Argentina is a grand nation: proud on and off the soccer field, culturally memorable, economically potent, and politically challenged. Generations of European immigrants have set deep roots here. Spanish and Italians have been the decisive cultural groups, but also other Europeans such as the English have established their "colonies." To serve this community of traders and "ex-pats," a variety of umbilical cords were created to ensure a link to the old homeland. The Banco de Londres y América del Sud was one of these strands of the umbilical cord. Its precursor, founded in 1862 in London as the "London, Buenos Ayres, and River Plate Bank," undergoing changes in name and stakeholders (a share having been bought in 1918 by the then Lloyds Bank, the majority in the Banco de Londres y América del Sud was actually only acquired in 1971, now Lloyds Banking Group), occupied a modest Neo-Classical, single story building on the current site right at the center of Buenos Aires' financial district.
The winning entry to the limited competition organized in 1959 for the new Argentinian headquarters brought forth a radically different solution beyond the Neo-Classical or Neo-Modernist norms. With Europe and the USA still reeling from the aftereffects of the Second World War, it was at the heart of the conservative financial district of Buenos Aires, that an integral entity of a visionary architecture was to be built, not by the constructivists in the USSR, not by the modernist immigrants in the USA and not those left in Europe. This Monograph thus presents to the interested reader an early case of a figured, structurally heroic, technologically advanced piece of architecture, the likes of which had not been seen in either Europe or the USA.
Following extensive research on this building, it has been possible to gather drawings from the archives of the current owner of the Bank, the Banco Hipotecario, the successor offices of SEPRA and the office of Clorindo Testa. These are gathered here for the first time, thereby allowing an overview of the design process from the competition stage to the detailing of key building elements.
The close up view of these documents supports the otherwise cursory assessment, that this building is one of the outstanding examples of modern architecture. In its stance, the creation of single volume that is occupied by suspended floors as well as rising floors slabs, that has every sinew of even its smallest element thoroughly honed, the Banco de Londres y América del Sud can be considered both as a singular phenomenon in which the aspirations and experience of a large number of designers and engineers could be realized as well as an exemplary case of a relatively independent language that set itself free from either the expected Neo-Classicism or the then new orthodoxy of rationalist Modernism.

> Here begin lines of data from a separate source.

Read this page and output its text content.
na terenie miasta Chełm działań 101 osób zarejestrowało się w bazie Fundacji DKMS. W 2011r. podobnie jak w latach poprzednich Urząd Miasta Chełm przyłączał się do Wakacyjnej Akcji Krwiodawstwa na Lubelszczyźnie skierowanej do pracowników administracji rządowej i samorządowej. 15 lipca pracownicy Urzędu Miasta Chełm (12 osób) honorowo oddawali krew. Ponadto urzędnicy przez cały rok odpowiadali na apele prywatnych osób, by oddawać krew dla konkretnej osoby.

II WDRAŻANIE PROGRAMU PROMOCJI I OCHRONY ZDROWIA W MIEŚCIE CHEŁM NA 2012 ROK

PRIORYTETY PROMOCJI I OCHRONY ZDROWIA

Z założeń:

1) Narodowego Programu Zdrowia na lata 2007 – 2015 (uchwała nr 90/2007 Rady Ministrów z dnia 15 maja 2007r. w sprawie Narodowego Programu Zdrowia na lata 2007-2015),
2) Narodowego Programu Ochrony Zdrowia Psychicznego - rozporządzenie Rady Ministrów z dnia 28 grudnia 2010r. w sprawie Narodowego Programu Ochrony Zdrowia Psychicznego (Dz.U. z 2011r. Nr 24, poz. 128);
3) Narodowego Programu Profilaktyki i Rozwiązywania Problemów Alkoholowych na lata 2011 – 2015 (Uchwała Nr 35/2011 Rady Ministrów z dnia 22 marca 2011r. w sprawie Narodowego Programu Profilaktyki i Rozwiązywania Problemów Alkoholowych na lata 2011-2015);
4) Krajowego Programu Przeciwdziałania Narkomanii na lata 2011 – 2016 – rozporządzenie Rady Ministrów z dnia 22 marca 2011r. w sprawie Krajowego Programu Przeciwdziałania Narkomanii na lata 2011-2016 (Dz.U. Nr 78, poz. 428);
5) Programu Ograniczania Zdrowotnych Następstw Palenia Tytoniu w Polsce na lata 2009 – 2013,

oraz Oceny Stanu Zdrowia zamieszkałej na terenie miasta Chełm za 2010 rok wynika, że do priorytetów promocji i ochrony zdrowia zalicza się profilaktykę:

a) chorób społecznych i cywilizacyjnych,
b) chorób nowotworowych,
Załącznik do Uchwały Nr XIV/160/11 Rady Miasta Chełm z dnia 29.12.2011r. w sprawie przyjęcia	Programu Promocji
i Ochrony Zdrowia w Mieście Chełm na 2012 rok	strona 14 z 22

In this instance, the umbilical cord was to work in the other direction, feeding the homeland with inspiration. It was decades later that the figured components of the English High-Tech architects (Rogers, Foster et al) were to find their realization, including the ironic version by Stirling and Gowan. The Banco de Londres y América del Sud, like few other cases before it, had shown a direction for contemporary architecture to follow that would live the key principles of modern architecture – unity of purpose and form, constructional rationality and built veracity all in a liberated space/time continuum – while embodying the roots of the past and at the same time providing a vision of the future.